Matahari pamit untuk beristirahat, sedangkan bulan siap menerangi gelapnya malam. Layzi dan Bohul juga ikutan pamit dari kedai, karena sebentar lagi akan pergi ke rumah sakit untuk menemui ibunya yang sudah tersadarkan dari koma.

“Beneran ibumu sudah terbangun dari komanya?”

“Iya. Tadi Bi Ina memberi tahuku, maaf belum sempat ngasih tahu.”

Betapa bahagianya Layzi malam ini. Semilir angin malam menyapu setiap helaian rambutnya di sepanjang perjalanan. Kerlipan bintang menjadi saksi bahwa Bohul dan Layzi pernah tinggal di bumi.

“Ibu!” Layzi memeluk ibunya sangat erat. Layzi percaya, Tuhan akan memberi kado terindah setelah dia menghadapi berbagai cobaan dalam hidupnya.

Layzi melepas pelukkannya. Bukan tidak ingin berlama-lama, tapi dia harus memperkenalkan seseorang yang membuatnya kuat sampai detik ini.

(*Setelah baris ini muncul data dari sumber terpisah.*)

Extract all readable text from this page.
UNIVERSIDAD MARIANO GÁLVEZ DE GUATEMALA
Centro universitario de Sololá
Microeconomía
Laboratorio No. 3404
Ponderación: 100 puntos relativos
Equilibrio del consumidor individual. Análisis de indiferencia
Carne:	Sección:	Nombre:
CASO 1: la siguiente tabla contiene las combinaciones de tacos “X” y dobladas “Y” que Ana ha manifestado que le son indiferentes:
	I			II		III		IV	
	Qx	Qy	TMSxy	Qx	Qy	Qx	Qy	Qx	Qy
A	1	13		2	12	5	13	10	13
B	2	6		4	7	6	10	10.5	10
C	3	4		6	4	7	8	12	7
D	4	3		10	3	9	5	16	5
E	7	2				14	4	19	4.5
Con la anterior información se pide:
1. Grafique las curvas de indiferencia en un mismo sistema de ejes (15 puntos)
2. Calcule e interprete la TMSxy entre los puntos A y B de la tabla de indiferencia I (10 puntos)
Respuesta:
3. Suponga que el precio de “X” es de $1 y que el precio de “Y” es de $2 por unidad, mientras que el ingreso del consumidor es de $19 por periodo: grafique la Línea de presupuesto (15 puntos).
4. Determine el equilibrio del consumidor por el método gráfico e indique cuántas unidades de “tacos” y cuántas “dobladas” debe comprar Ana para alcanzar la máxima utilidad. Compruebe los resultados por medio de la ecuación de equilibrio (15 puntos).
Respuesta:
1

“Bu, perkenalkan ini Bohul, temanku.”

Bohul menyalami ibunya.

“Pacar juga boleh,” balas ibunya sambil tersenyum. Bohul membalas senyumannya.

“Kalau jadi pacar aja dibolehin, berarti jadi suami Layzi juga boleh ‘kan, Bu?” tanya Bohul bersemangat, karena sudah diberi lampu hijau.

“Kalau urusan itu, ibu serahkan sama Layzi.”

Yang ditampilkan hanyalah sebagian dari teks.